Marr’s Quarterly Essay is very fine, and a vivid portrait of a confused and mentally violent young man on the make, by a master of lively informative prose who is, thus far, our best biographer. But the effect of what might be called its ‘money shot’ is a sapping, or a sundering − if not a suicide-bombing − of our fair-go democracy and he should not have written it.
Whitlam threw a glass of water at Hasluck once on the floor of the House and kept his leadership ― and Hasluck, when Governor-General, swore him in as PM, unfussed. Hawke was ‘a mean drunk’ and a ‘rat with women’, his wife in her bio of him said, yet gained the Lodge after she wrote this. Greiner and Kennett left their wives after loud arguments and went back to them and were not ruled out of public life, nor John Prescott after he punched an interjector at a meeting when deputy prime minister.
Yet lately, things have changed. Dominic Strauss-Kahn is not now President of France because it was wrongly said he came twice in the mouth of a helpless giantess in seven minutes. John Edwards is going to gaol because a girlfriend had a baby he said was not his. John Brogden tried suicide after a drunken bottom-pat and a lewd one-liner in a private conversation lost him the leadership. Troy Buswell lost his leadership for sniffing a chair. And Tony Abbott, well …
I, too, want Tony Abbott gone, but this is ridiculous. If he were brought down for stirring the current shitstorm in which hundreds have drowned, and thousands of children are to be ill-schooled and shamed and tempted by suicide on Nauru, fine. If he were brought down for defending a Dutch trawler’s right to loot our sea of its fish, fine. But for attacking a wall in 1978 and speaking harshly to a female rival minutes after his defeat … really?
He did not hurt anyone. He did not defame anyone. He did not rape anyone. He did not threaten anyone with death. And he should lose his leadership thirty-five years later for … what?
If it were such a bad thing, Turnbull would have raised it when Abbott challenged his leadership. And he did not. If it were such a bad thing Gillard would have used it in the election. And she did not. It cannot be argued it was not known. Of course it was known. I knew about it fifteen years ago when Abbott was suing me and did not use it.

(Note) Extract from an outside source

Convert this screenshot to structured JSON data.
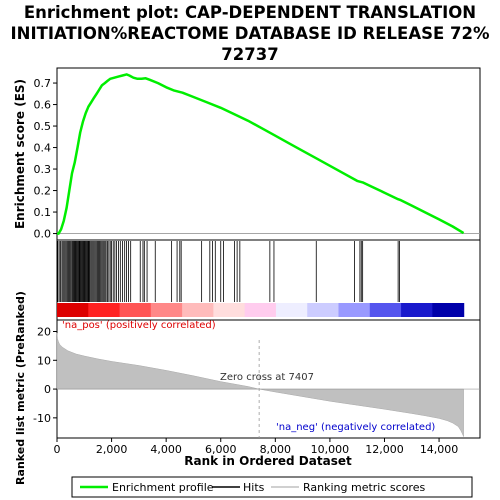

So what is going on here? An argument with one’s wife in which a cup was smashed forty years ago can get one sacked now, is that it? Is that how things are now?
However it is, it isn’t fair. And David Marr, fine writer and imminent old age pensioner, should be a little less joyful, I ween, in his flushed and lurid pursuit of catty headlines in these, his twilight years. His knee to Rudd’s groin caused Gillard’s dim ramshackle rule, and Labor’s mauling nationwide by voters thereafter unpleased by women rulers. His pussy-whipping of Abbott will, in turn, I fear elect Scott Morrison as prime minister and he should have thought before he so waspishly scratched and bitched and prissily pounced.
And it’s a pity.
There will be a book eventually written called The Economic Consequences Of David Marr. A hung parliament, a needless panicky surplus, a hydrophobic Campbell Newman trashing our social democracy all derive from David’s ‘rat-fuck’ tut-tut. And the Labor Party’s extinction may derive from this ‘wall-fist’ tut-tut, over a bashed wall and some up-close home truths said to a tough little woman long, long ago.
It’s all of a piece, though, really, with the Thomson and Slipper ‘parliamentary poison’ beat-ups, the ‘government in chaos’ beat-ups, the ‘school hall debacle’ beat-ups, the ‘parliament unworkable’ beat-up, the ‘Gillard leadership toxic’ beat-up, all of Abbott’s making, and some say he deserves it.
But I do not. This fair-go country is, or used to be, better than that. And we, or some of us, should be ashamed.